Artiesten en syndicalisten aller landen
Door Wouter Hillaert, op Wed Jun 17 2015 08:26:39 GMT+0000Zet een theatermaker, een vakbondsleider en een activiste bijeen, en over één zaak zijn ze het snel eens: verzet moet én kan, vandaag meer dan ooit. Maar hoe? De frak van de vakbond zit te strak, vinden Pieter De Buysser en Rachida Aziz. Wij kijken wel breder dan arbeid alleen, verdedigt Rudy De Leeuw. Maar wat kan er samen? Een onuitgegeven dialoog over betaal-stakingen, clowns op straat en Luc Tuymans op 1 mei. ‘Er is nu een momentum dat we moeten pakken, let’s go!’
Pieter De Buysser is wild van de oude affiches in de gangen van het ABVV-hoofdkwartier. Hun strakke lijn uit de jaren 1930 profileert strijdvaardige arbeiders met vanen en vuisten, onder niet mis te verstane slogans die de verworvenheden van de sociale beweging memoreren. ‘Onwaarschijnlijk knappe tekeningen!’, aldus De Buysser. ‘Die eenheid tussen artistieke verbeelding en sociale strijd springt in het oog. Waar is die nu, die grote alliantie tussen intellectuelen, kunstenaars en sociale voorvechters?’
Het is de eerste keer dat De Buysser, De Leeuw en Aziz elkaar ontmoeten. Elk op hun manier tekenen ze verzet aan tegen de heersende tendensen. In zijn jongste voorstelling Immerwahr gaf De Buysser zuurstof aan de utopie van een wereldwijde deeleconomie en een rechtvaardige loonspanning. Tijdens de hete herfst werd De Leeuw als voorzitter van de socialistische vakbond zowat een vast item in de journaals. En modeontwerpster Rachida Aziz heeft zich vanuit haar Brusselse co-workingplek Le Space opgeworpen als een uitgesproken stem tegen neoliberalisme en discriminatie. ‘Het voelt raar dat een interview ons moet samenbrengen, maar dat kan een begin zijn. In deze crisisperiode moeten we allianties smeden.’

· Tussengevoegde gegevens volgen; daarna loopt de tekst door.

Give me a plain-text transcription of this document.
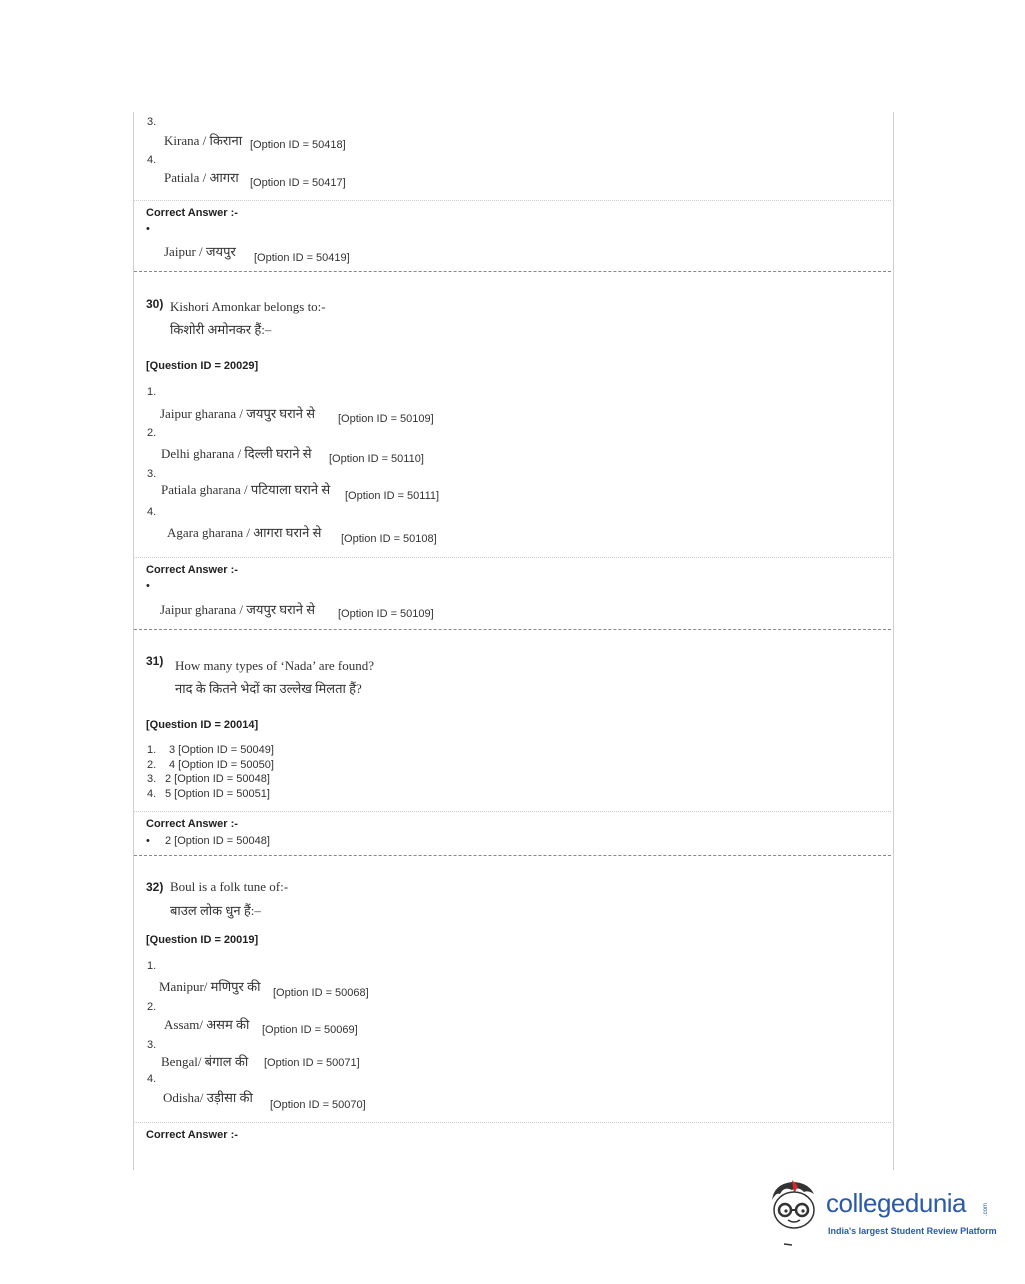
3.
Kirana / किराना [Option ID = 50418]
4.
Patiala / आगरा [Option ID = 50417]
Correct Answer :-
•
Jaipur / जयपुर [Option ID = 50419]
30) Kishori Amonkar belongs to:-
किशोरी अमोनकर हैं:–
[Question ID = 20029]
1.
Jaipur gharana / जयपुर घराने से [Option ID = 50109]
2.
Delhi gharana / दिल्ली घराने से [Option ID = 50110]
3.
Patiala gharana / पटियाला घराने से [Option ID = 50111]
4.
Agara gharana / आगरा घराने से [Option ID = 50108]
Correct Answer :-
•
Jaipur gharana / जयपुर घराने से [Option ID = 50109]
31) How many types of ‘Nada’ are found?
नाद के कितने भेदों का उल्लेख मिलता हैं?
[Question ID = 20014]
1. 3 [Option ID = 50049]
2. 4 [Option ID = 50050]
3. 2 [Option ID = 50048]
4. 5 [Option ID = 50051]
Correct Answer :-
• 2 [Option ID = 50048]
32) Boul is a folk tune of:-
बाउल लोक धुन हैं:–
[Question ID = 20019]
1.
Manipur/ मणिपुर की [Option ID = 50068]
2.
Assam/ असम की [Option ID = 50069]
3.
Bengal/ बंगाल की [Option ID = 50071]
4.
Odisha/ उड़ीसा की [Option ID = 50070]
Correct Answer :-
collegedunia	.com
India's largest Student Review Platform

Wat typeert deze crisistijd? Waartegen zich verzetten?
De Leeuw: ‘We krijgen nu de factuur gepresenteerd van een toestand die begonnen is met de bankencrisis en daarna verbreed is tot een sociaaleconomische crisis. Ons hele sociale model om mensen tegen zulke crisissen te behoeden, wordt verzwakt, net nu het absoluut nodig is. Heel lang wou de politiek gelijkheid, nu wil ze ongelijkheid.’
Aziz: ‘Het neoliberalisme wordt voorgesteld als een democratie, maar het is een plutocratie. We moeten de democratie terug een plaats geven.’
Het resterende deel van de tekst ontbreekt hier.